Cured? As in heat cured?

I'm still new at all this so I apologize if that's a dumb question!


----------



## Geoguy (Feb 22, 2008)

*Read the label and follow product instructions*

The term "cured" can be confusing when speaking of polyurethane. To fully "cure" polyurethane can take three days or more. There's no need to wait three days between coats if "lightly sanding" to promote adhesion of the next coat. The product instructions may say to wait 24-hours and "lightly sand" (meaning by hand) between coats. I have used a random orbital sander between coats but it's probably too agressive and I don't especially recommend it.


----------



## 6SpeedSD (Jan 21, 2011)

Well I've applied one coat, and it looks and feels dry to the touch. It's been about 2 hours since I put it on. It feels rough to me. I know lightly sanding will
smoothen it out, but won't the next coat do the same thing?


----------



## PaperJam (Jul 31, 2010)

I like to use 220 after my first coat to knock down any bubbles and such, then I use 1000grit automotive sandpaper from Autozone between additional coats, then 2000grit after the final coat. 

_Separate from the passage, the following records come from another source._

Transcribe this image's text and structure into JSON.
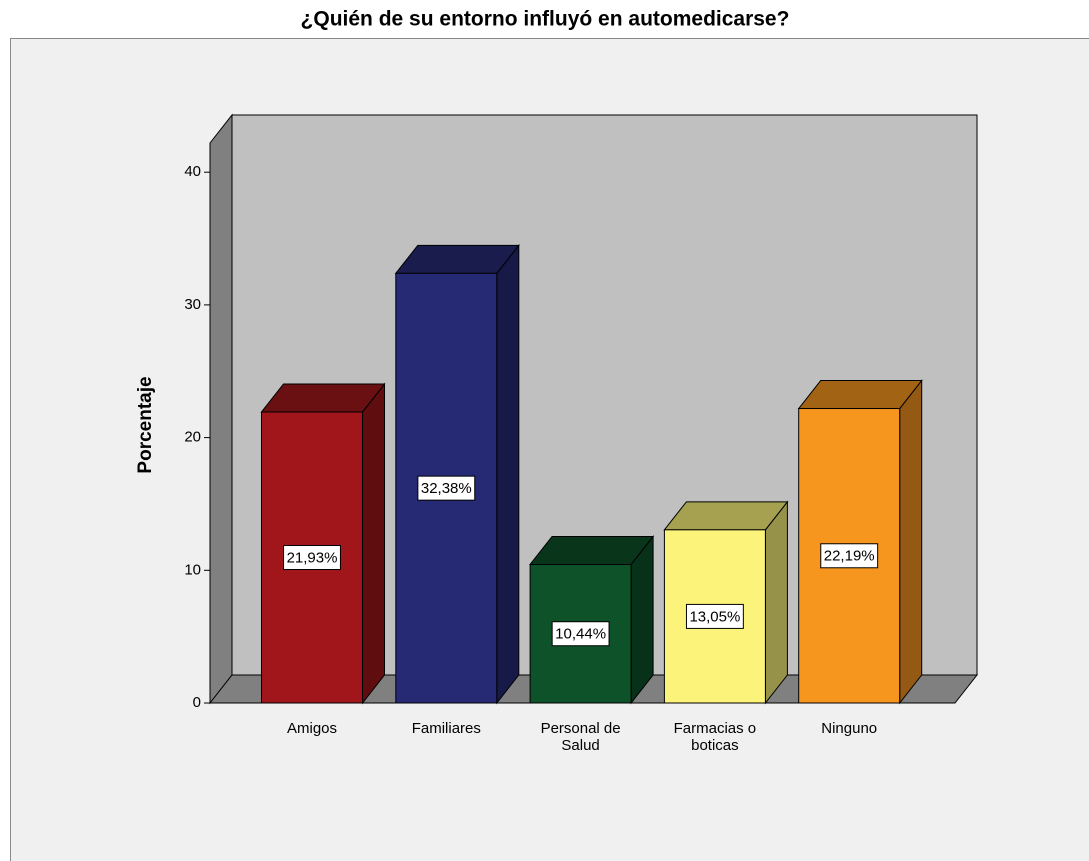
{
  "chart_data": {
    "type": "bar3d",
    "title": "¿Quién de su entorno influyó en automedicarse?",
    "y_label": "Porcentaje",
    "categories": [
      "Amigos",
      "Familiares",
      "Personal de Salud",
      "Farmacias o boticas",
      "Ninguno"
    ],
    "values": [
      21.93,
      32.38,
      10.44,
      13.05,
      22.19
    ],
    "value_labels": [
      "21,93%",
      "32,38%",
      "10,44%",
      "13,05%",
      "22,19%"
    ],
    "colors": [
      "#a0161b",
      "#262a74",
      "#0e5229",
      "#fbf37a",
      "#f7961f"
    ],
    "ylim": [
      0,
      42.2
    ],
    "yticks": [
      0,
      10,
      20,
      30,
      40
    ]
  }
}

It is all VERY light sanding, just enough to make it smooth unless there are obvious runs that need fixin. 

I used to use tack cloth after sanding to remove dust but recently switched to microfiber towels with excellent results. The microfiber towels will also tell you if you need to sand more because it acts like velcro on rough surfaces.


----------



## PaperJam (Jul 31, 2010)

6SpeedSD said:


> I know lightly sanding will
> smoothen it out, but won't the next coat do the same thing?


Your coats will get progressively smoother. I would wait at least 4-6 hours before you TEST sand or you risk making a big gummy smear spot that won't easily fix.


----------



## 6SpeedSD (Jan 21, 2011)

Sounds good. I'll let it sit overnight and give it a light once over. One of my pieces had a few bubbles pop out, but the other didn't. No runs so I'm good there.


----------



## 6SpeedSD (Jan 21, 2011)

I sealed a 3rd piece late this afternoon. 24"x12"x12" toy box for my son. All made of poplar. Only applied one coat, and it turned out perfect! The table I stained was also made of poplar, but it is really rough feeling. Why would one piece dry so smooth then the other so rough? And the piece that bubbles up on me was red oak.


----------



## Mizer (Mar 11, 2010)

As others have said if it is not cured it will gum up. When it is dry it will leave a white dust. I use a wipe on poly, mainly because I think over all it is quicker than spraying, unless you are doing a whole set of cabinets or something like that. The first two coats I cut (dilute) with mineral spirits. The last two are full strength. I use a sanding sponge between coats. I like to use the fine grit which is about 180. The first two sandings/coats I am just going over it pretty quick the third I take my time a little more and try to flatten (eliminating most shinny spots. The last sanding, which leads up to the fourth coat I take my time and get it completely flat, here is where you can get rid of any remaining swirls from sanding the wood.


----------